As Rio de Janeiro prepares to host the world’s best athletes at the 2016 Olympic Games, spectators, tourists and business professionals are excitedly packing their bags, checking their tickets and getting ready to descend on one of the world’s most beautiful countries. Like most of South America, Brazil enjoys incredible scenery and landscapes, from the long, sprawling beaches of Copacabana to its rugged mountain ranges.

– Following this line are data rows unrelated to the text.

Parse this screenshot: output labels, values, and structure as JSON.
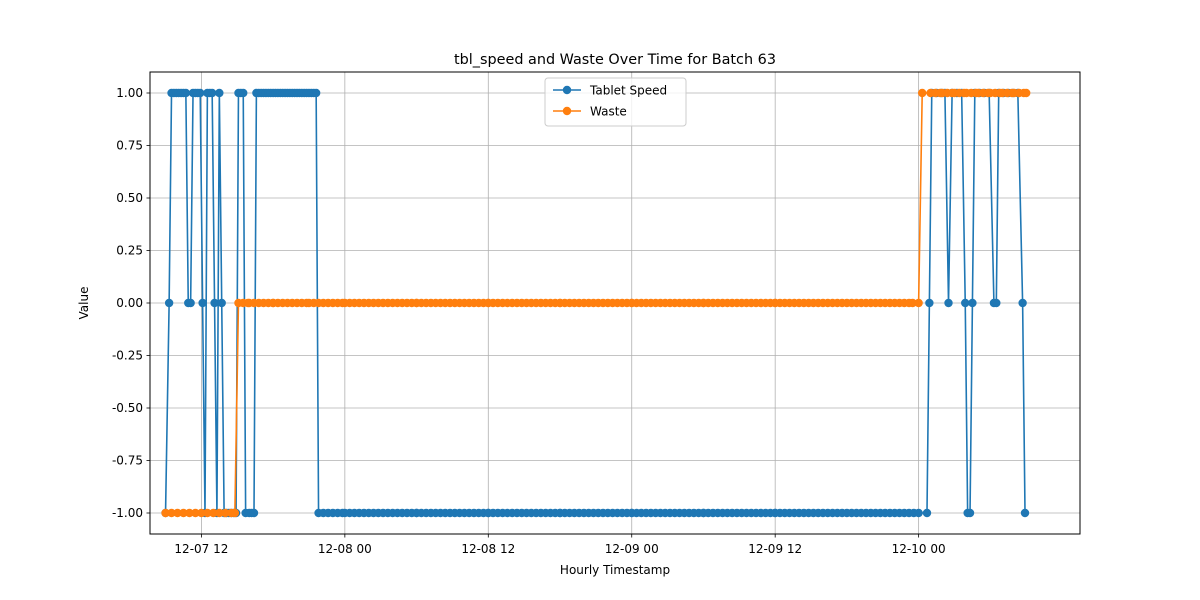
{
  "chart_data": {
    "type": "line",
    "title": "tbl_speed and Waste Over Time for Batch 63",
    "xlabel": "Hourly Timestamp",
    "ylabel": "Value",
    "x_unit": "hours since 12-07 00",
    "x_ticks": [
      {
        "hours": 12,
        "label": "12-07 12"
      },
      {
        "hours": 24,
        "label": "12-08 00"
      },
      {
        "hours": 36,
        "label": "12-08 12"
      },
      {
        "hours": 48,
        "label": "12-09 00"
      },
      {
        "hours": 60,
        "label": "12-09 12"
      },
      {
        "hours": 72,
        "label": "12-10 00"
      }
    ],
    "xlim": [
      7.7,
      85.5
    ],
    "ylim": [
      -1.1,
      1.1
    ],
    "y_ticks": [
      -1.0,
      -0.75,
      -0.5,
      -0.25,
      0.0,
      0.25,
      0.5,
      0.75,
      1.0
    ],
    "grid": true,
    "legend": {
      "placement": "upper center"
    },
    "series": [
      {
        "name": "Tablet Speed",
        "color": "#1f77b4",
        "points": [
          [
            9.0,
            -1
          ],
          [
            9.3,
            0
          ],
          [
            9.5,
            1
          ],
          [
            9.7,
            1
          ],
          [
            9.9,
            1
          ],
          [
            10.1,
            1
          ],
          [
            10.3,
            1
          ],
          [
            10.5,
            1
          ],
          [
            10.7,
            1
          ],
          [
            10.9,
            0
          ],
          [
            11.1,
            0
          ],
          [
            11.3,
            1
          ],
          [
            11.5,
            1
          ],
          [
            11.7,
            1
          ],
          [
            11.9,
            1
          ],
          [
            12.1,
            0
          ],
          [
            12.3,
            -1
          ],
          [
            12.5,
            1
          ],
          [
            12.7,
            1
          ],
          [
            12.9,
            1
          ],
          [
            13.1,
            0
          ],
          [
            13.3,
            -1
          ],
          [
            13.5,
            1
          ],
          [
            13.7,
            0
          ],
          [
            13.9,
            -1
          ],
          [
            14.1,
            -1
          ],
          [
            14.3,
            -1
          ],
          [
            14.5,
            -1
          ],
          [
            14.7,
            -1
          ],
          [
            14.9,
            -1
          ],
          [
            15.1,
            1
          ],
          [
            15.3,
            1
          ],
          [
            15.5,
            1
          ],
          [
            15.7,
            -1
          ],
          [
            16.0,
            -1
          ],
          [
            16.2,
            -1
          ],
          [
            16.4,
            -1
          ],
          [
            16.6,
            1
          ],
          [
            16.8,
            1
          ],
          [
            17.0,
            1
          ],
          [
            17.2,
            1
          ],
          [
            17.4,
            1
          ],
          [
            17.6,
            1
          ],
          [
            17.8,
            1
          ],
          [
            18.0,
            1
          ],
          [
            18.2,
            1
          ],
          [
            18.4,
            1
          ],
          [
            18.6,
            1
          ],
          [
            18.8,
            1
          ],
          [
            19.0,
            1
          ],
          [
            19.2,
            1
          ],
          [
            19.4,
            1
          ],
          [
            19.6,
            1
          ],
          [
            19.8,
            1
          ],
          [
            20.0,
            1
          ],
          [
            20.2,
            1
          ],
          [
            20.4,
            1
          ],
          [
            20.6,
            1
          ],
          [
            20.8,
            1
          ],
          [
            21.0,
            1
          ],
          [
            21.2,
            1
          ],
          [
            21.4,
            1
          ],
          [
            21.6,
            1
          ],
          [
            21.8,
            -1
          ],
          [
            24,
            -1
          ],
          [
            30,
            -1
          ],
          [
            36,
            -1
          ],
          [
            42,
            -1
          ],
          [
            48,
            -1
          ],
          [
            54,
            -1
          ],
          [
            60,
            -1
          ],
          [
            66,
            -1
          ],
          [
            72,
            -1
          ],
          [
            72.7,
            -1
          ],
          [
            72.9,
            0
          ],
          [
            73.1,
            1
          ],
          [
            73.5,
            1
          ],
          [
            73.9,
            1
          ],
          [
            74.2,
            1
          ],
          [
            74.5,
            0
          ],
          [
            74.8,
            1
          ],
          [
            75.2,
            1
          ],
          [
            75.6,
            1
          ],
          [
            75.9,
            0
          ],
          [
            76.1,
            -1
          ],
          [
            76.3,
            -1
          ],
          [
            76.5,
            0
          ],
          [
            76.7,
            1
          ],
          [
            77.1,
            1
          ],
          [
            77.5,
            1
          ],
          [
            77.9,
            1
          ],
          [
            78.3,
            0
          ],
          [
            78.5,
            0
          ],
          [
            78.7,
            1
          ],
          [
            79.1,
            1
          ],
          [
            79.5,
            1
          ],
          [
            79.9,
            1
          ],
          [
            80.3,
            1
          ],
          [
            80.7,
            0
          ],
          [
            80.9,
            -1
          ]
        ]
      },
      {
        "name": "Waste",
        "color": "#ff7f0e",
        "points": [
          [
            9.0,
            -1
          ],
          [
            9.5,
            -1
          ],
          [
            10,
            -1
          ],
          [
            10.5,
            -1
          ],
          [
            11,
            -1
          ],
          [
            11.5,
            -1
          ],
          [
            12,
            -1
          ],
          [
            12.5,
            -1
          ],
          [
            13,
            -1
          ],
          [
            13.5,
            -1
          ],
          [
            14,
            -1
          ],
          [
            14.5,
            -1
          ],
          [
            14.8,
            -1
          ],
          [
            15.1,
            0
          ],
          [
            16,
            0
          ],
          [
            18,
            0
          ],
          [
            21,
            0
          ],
          [
            24,
            0
          ],
          [
            30,
            0
          ],
          [
            36,
            0
          ],
          [
            42,
            0
          ],
          [
            48,
            0
          ],
          [
            54,
            0
          ],
          [
            60,
            0
          ],
          [
            66,
            0
          ],
          [
            71.5,
            0
          ],
          [
            72.0,
            0
          ],
          [
            72.3,
            1
          ],
          [
            73,
            1
          ],
          [
            74,
            1
          ],
          [
            75,
            1
          ],
          [
            76,
            1
          ],
          [
            77,
            1
          ],
          [
            78,
            1
          ],
          [
            79,
            1
          ],
          [
            80,
            1
          ],
          [
            81.0,
            1
          ]
        ]
      }
    ]
  }
}
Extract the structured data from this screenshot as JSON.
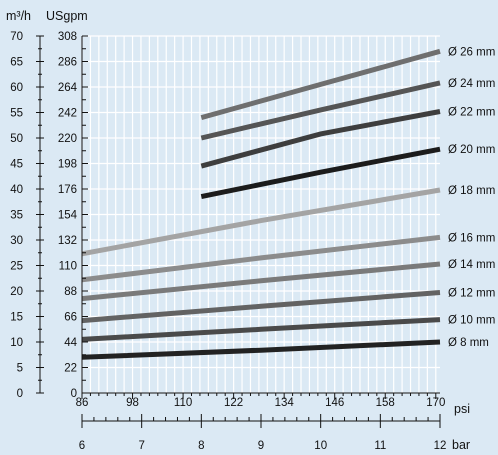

Olympics fans lucky enough to be heading to Brazil to support their team can enjoy Rio's rich culture and traditions to the full with a few simple etiquette tips:
General greeting and conversation:
Much of Brazil’s social etiquette is based on a strong level of trust and sense of family. Families tend to be quite large and very close, especially the extended family. Unlike some other countries and cultures, the practice of favouring relatives or friends suggests that trust is the main focus and of primary importance.
Meeting and Greeting:
When meeting someone for the first time in Brazil, the greeting depends on how well you know the person.
Conversation and communication across Brazil is usually relaxed and quite informal.
Invitations and gift-giving:
Whether you’re visiting Brazil as a tourist or for business, you may be invited to an event or party. Although gift-giving in Brazil is not as ritualistic as for some Eastern cultures, there is still an level of etiquette that those being hosted should observe.
Unlike in the UK, punctuality is not strictly adhered to in social situations in Brazil.
If a dress code is not stated on the invitation, it is always better to err on the side of formality than under-dressing. Although Brazilians tend to dress casually, they will do so with elegance and with flair, and judgment is often passed on others’ appearance. Visitors, therefore, should take note and dress accordingly.
If invited to a social occasion, you should present the hostess with a small gift, usually flowers.